— Но, если бы я забыл свой кошелек, вы бы, безусловно, мне его вернули,
— сказал Филип.
— Не по соображениям морали вообще, а только из страха перед полицией.
— Ну, полиция вряд ли вас заподозрит.
— Мои предки так долго жили в цивилизованном государстве, что страх перед полицией въелся у меня в плоть и кровь. Дочь моего привратника не задумалась бы ни на минуту. Вы скажете, что она недаром близка к преступному миру, но тут совсем другое: она просто лишена мещанских предрассудков.
— Но, значит, вы отрицаете и честь, и добродетель, и чистоту, и порядочность. Словом, все! — воскликнул Филип.
— Вы когда-нибудь совершали грех?
— Не знаю. Думаю, что да.
— Вы произнесли это тоном попа-сектанта. Вот я никогда не совершал греха.
Кроншоу выглядел необыкновенно комично в своей потрепанной шубе с поднятым воротником, в надвинутой на красное одутловатое лицо шляпе, из-под которой сверкали маленькие глазки, но Филипу было не до смеха.
— Неужели вы никогда не совершали ничего, о чем бы стоило пожалеть?
— Как можно жалеть о том, что неизбежно? — спросил в ответ Кроншоу.
— Но ведь это фатализм!
— Иллюзия, что воля человека свободна, так укоренилась в нашей душе, что даже я готов ее принять. И, когда я действую, я делаю вид, будто что-то от меня зависит. Но, когда действие совершено, мне становится ясно, что оно было вызвано усилиями извечных сил природы и, что бы я ни предпринимал, я не мог бы его предотвратить. Оно было неминуемо. И, если действие это было благородным, заслуга тут не моя, если же оно было дурным
— никто не вправе меня попрекать.
— У меня голова кругом идет, — пожаловался Филип.
— Выпейте виски, — предложил Кроншоу, подвигая бутылку. — Отлично прочищает мозги. Немудрено, что у вас голова не варит, зря вы пьете пиво.

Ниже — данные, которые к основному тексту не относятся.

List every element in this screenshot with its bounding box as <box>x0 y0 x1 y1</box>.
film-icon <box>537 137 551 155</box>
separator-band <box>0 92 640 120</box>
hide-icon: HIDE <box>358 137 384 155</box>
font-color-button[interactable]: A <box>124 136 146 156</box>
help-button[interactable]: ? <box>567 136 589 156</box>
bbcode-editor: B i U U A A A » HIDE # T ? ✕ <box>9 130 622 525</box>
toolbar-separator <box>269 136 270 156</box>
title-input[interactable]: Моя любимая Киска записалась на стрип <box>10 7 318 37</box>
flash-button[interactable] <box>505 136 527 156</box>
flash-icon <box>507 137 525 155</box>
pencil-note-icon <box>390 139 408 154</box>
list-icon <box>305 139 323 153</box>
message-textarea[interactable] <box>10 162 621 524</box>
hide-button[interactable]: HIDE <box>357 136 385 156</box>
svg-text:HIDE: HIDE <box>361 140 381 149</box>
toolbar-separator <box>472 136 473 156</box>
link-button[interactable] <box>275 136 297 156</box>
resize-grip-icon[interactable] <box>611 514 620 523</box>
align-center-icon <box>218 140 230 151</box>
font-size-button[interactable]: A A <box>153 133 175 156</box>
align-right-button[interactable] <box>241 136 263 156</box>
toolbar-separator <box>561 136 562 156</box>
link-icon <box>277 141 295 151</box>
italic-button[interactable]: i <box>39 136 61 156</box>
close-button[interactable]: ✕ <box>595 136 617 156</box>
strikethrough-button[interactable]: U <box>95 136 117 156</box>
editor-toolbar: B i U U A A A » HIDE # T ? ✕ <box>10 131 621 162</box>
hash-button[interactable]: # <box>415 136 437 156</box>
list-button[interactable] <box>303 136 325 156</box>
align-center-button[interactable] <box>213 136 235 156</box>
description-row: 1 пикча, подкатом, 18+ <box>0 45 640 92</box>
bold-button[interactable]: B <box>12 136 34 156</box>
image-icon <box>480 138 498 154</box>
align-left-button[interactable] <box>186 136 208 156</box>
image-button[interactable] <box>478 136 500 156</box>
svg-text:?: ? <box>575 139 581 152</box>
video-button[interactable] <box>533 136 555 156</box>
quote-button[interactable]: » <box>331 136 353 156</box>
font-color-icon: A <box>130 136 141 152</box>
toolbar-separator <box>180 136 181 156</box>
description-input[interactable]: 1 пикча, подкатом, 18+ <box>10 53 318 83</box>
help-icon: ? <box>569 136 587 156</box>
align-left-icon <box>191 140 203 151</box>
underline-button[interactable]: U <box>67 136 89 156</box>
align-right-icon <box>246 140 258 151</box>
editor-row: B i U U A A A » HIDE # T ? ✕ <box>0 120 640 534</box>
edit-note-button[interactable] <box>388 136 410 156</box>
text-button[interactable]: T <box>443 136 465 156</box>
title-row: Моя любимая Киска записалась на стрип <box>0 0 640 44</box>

Филип отрицательно помотал головой, и Кроншоу продолжал:
— Вы — парень неплохой, вот только непьющий. А трезвость вредит беседе. Но, когда я говорю о добре и зле… — Филип понял, что его собеседник не потерял нити своих рассуждений, — я говорю только по привычке. Никакого смысла в эти слова я не вкладываю. Я отказываюсь устанавливать шкалу человеческих поступков, превозносить одни и чернить другие. Для меня понятия порока и добродетели не имеют значения. Я не раздаю ни похвал, ни порицаний — я приемлю сущее. Я — мера всех вещей. Я — центр мироздания.
— Но на свете живут и другие люди, кроме вас, — возразил Филип.
— Я могу говорить только о себе. Другие меня касаются лишь постольку, поскольку они ограничивают мои действия. Вокруг каждого из них тоже вращается вселенная, и каждый из них для себя — тоже центр мироздания. Мое право властвовать над ними определяется только моей силой. То, что я в силах совершить, — единственная граница того, что мне дозволено совершить. Мы от природы наделены стадным чувством и потому живем в обществе, а общество держится только на силе — силе оружия (полицейский) и силе общественного мнения (что скажут люди?). С одной стороны — общество, с другой — личность; и общество, и личность стремятся к самосохранению. Это сила против силы. Я стою один, но вынужден мириться с обществом, и, в сущности, мирюсь с ним охотно, ибо взамен налогов, которые я плачу, общество меня охраняет, меня, слабосильного, — от насилия другой, более могучей личности; однако я подчиняюсь законам общества только поневоле и не признаю их, я вообще не признаю никаких законов и верю только в силу. После того как я заплатил за полицейского, который меня охраняет, и (если я живу в стране, где существует воинская повинность) отслужил в армии, которая оберегает мой кров и мою землю от захватчика, — я заплатил свой долг обществу и в остальном противостою его мощи своей изворотливостью. Государство, чтобы сохранить себя, издает законы и, если я нарушу эти законы, сажает меня в тюрьму или лишает жизни; у него есть сила, чтобы так со мной поступить, а следовательно, и право на это. Если я нарушаю закон, на меня обрушивается месть государства за нарушение его закона, но я не стану считать эту месть справедливым наказанием и не буду чувствовать себя преступником. Общество соблазняет меня служить ему, суля почет, богатство и хвалу сограждан, но я равнодушен к их хвале, презираю почет и легко могу обойтись без богатства.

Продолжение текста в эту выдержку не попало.